Elizabeth never had a dome or a steady hand to hold. Her death awakened me not only to the realities of her few years, but to the stark contrast between her life, short as it was, & my own. It was sobering, to say the least. It was quite an internal struggle, as much as a seventeen year old can have an internal struggle, to appreciate & give thanks for your many blessings when you only fully become cognizant of them because you learn someone you loved & lost never experienced what you've been blessed with in spades. It was an awakening of sorts for me, or, as my eleventh grade English teacher Mrs. Graham would say, I had had an epiphany.
Life continued to move. I went to Harding that August, making trips home as often as I could. In a twist E.A. Poe would have appreciated, every time I drove to & from Searcy, I passed the graveyard where we'd stood in June. A few times I stopped, but usually I just turned my head in that direction, half expecting to see a group of sweaty people softly singing and dabbing their eyes.
In January of 1999, Trey & I started dating "officially" & I woke up in my dorm room one morning that spring & decided that my freshman year at Harding would be my only year at Harding. As usual, I worked out all the details in my favor & transferred to Louisiana College in the fall of 1999, losing not one of the thirty-two hours I'd earned at Harding.
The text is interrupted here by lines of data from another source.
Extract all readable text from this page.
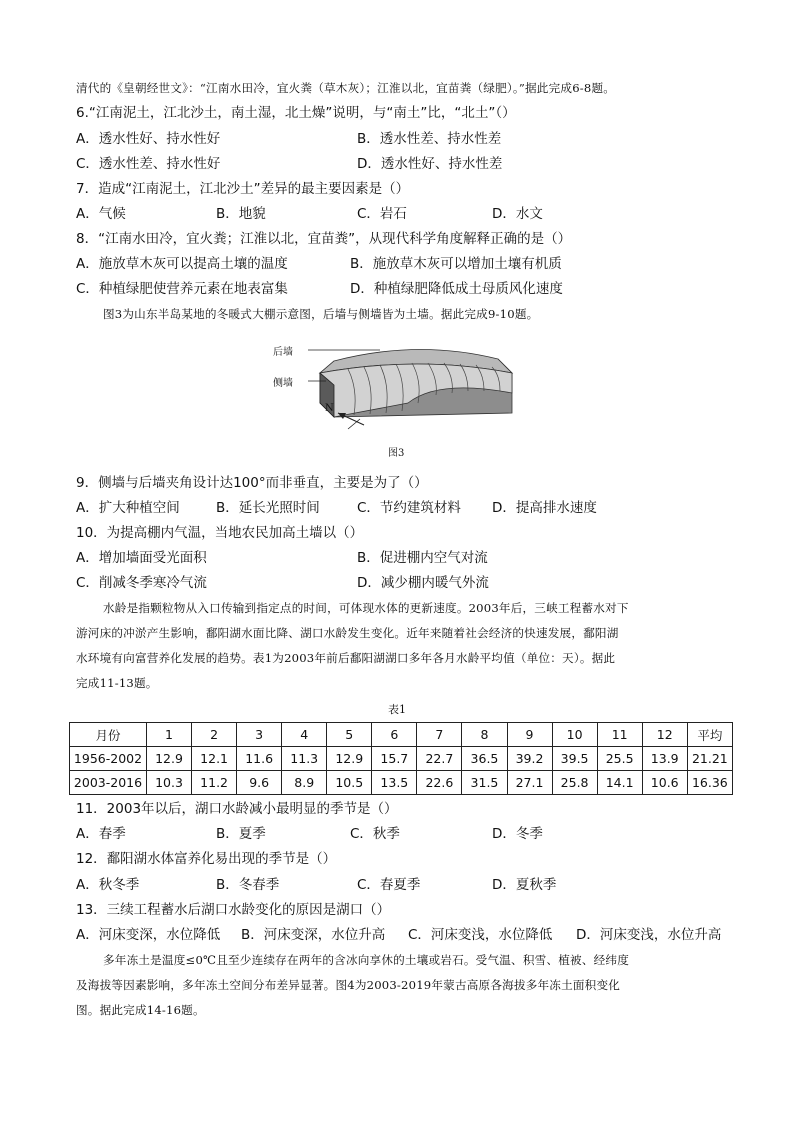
清代的《皇朝经世文》：“江南水田冷，宜火粪（草木灰）；江淮以北，宜苗粪（绿肥）。”据此完成6-8题。
6.“江南泥土，江北沙土，南土湿，北土燥”说明，与“南土”比，“北土”（）
A．透水性好、持水性好	B．透水性差、持水性差
C．透水性差、持水性好	D．透水性好、持水性差
7．造成“江南泥土，江北沙土”差异的最主要因素是（）
A．气候	B．地貌	C．岩石	D．水文
8．“江南水田冷，宜火粪；江淮以北，宜苗粪”，从现代科学角度解释正确的是（）
A．施放草木灰可以提高土壤的温度	B．施放草木灰可以增加土壤有机质
C．种植绿肥使营养元素在地表富集	D．种植绿肥降低成土母质风化速度
图3为山东半岛某地的冬暖式大棚示意图，后墙与侧墙皆为土墙。据此完成9-10题。
后墙
侧墙
N
图3
9．侧墙与后墙夹角设计达100°而非垂直，主要是为了（）
A．扩大种植空间	B．延长光照时间	C．节约建筑材料 D．提高排水速度
10．为提高棚内气温，当地农民加高土墙以（）
A．增加墙面受光面积	B．促进棚内空气对流
C．削减冬季寒冷气流	D．减少棚内暖气外流
水龄是指颗粒物从入口传输到指定点的时间，可体现水体的更新速度。2003年后，三峡工程蓄水对下
游河床的冲淤产生影响，鄱阳湖水面比降、湖口水龄发生变化。近年来随着社会经济的快速发展，鄱阳湖
水环境有向富营养化发展的趋势。表1为2003年前后鄱阳湖湖口多年各月水龄平均值（单位：天）。据此
完成11-13题。
表1
月份	1	2	3	4	5	6	7	8	9	10	11	12	平均
1956-2002	12.9	12.1	11.6	11.3	12.9	15.7	22.7	36.5	39.2	39.5	25.5	13.9	21.21
2003-2016	10.3	11.2	9.6	8.9	10.5	13.5	22.6	31.5	27.1	25.8	14.1	10.6	16.36
11．2003年以后，湖口水龄减小最明显的季节是（）
A．春季	B．夏季	C．秋季	D．冬季
12．鄱阳湖水体富养化易出现的季节是（）
A．秋冬季	B．冬春季	C．春夏季	D．夏秋季
13．三续工程蓄水后湖口水龄变化的原因是湖口（）
A．河床变深，水位降低 B．河床变深，水位升高 C．河床变浅，水位降低 D．河床变浅，水位升高
多年冻土是温度≤0℃且至少连续存在两年的含冰向享休的土壤或岩石。受气温、积雪、植被、经纬度
及海拔等因素影响，多年冻土空间分布差异显著。图4为2003-2019年蒙古高原各海拔多年冻土面积变化
图。据此完成14-16题。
One of the nice things about being married to Trey is that we've no need for conversations about our respective pasts because our past is a shared past. I never had to tell him about my cousin dying when I was seventeen, & he never had to begin a conversation with "Let me tell you about the time I stole a porta-john . . . "
Trey & I, circa 1999:
Below, Jordan Huffstutter, Deni, Lance, Jessica, & I burying Trey in the sand in Destin (it's the best place for him on the beach - he burns):
A month or so ago I was in Target & saw this on the shelf:
I immediately picked it up for Reagan, took a few steps, & turned around to get another for Miss Marykate.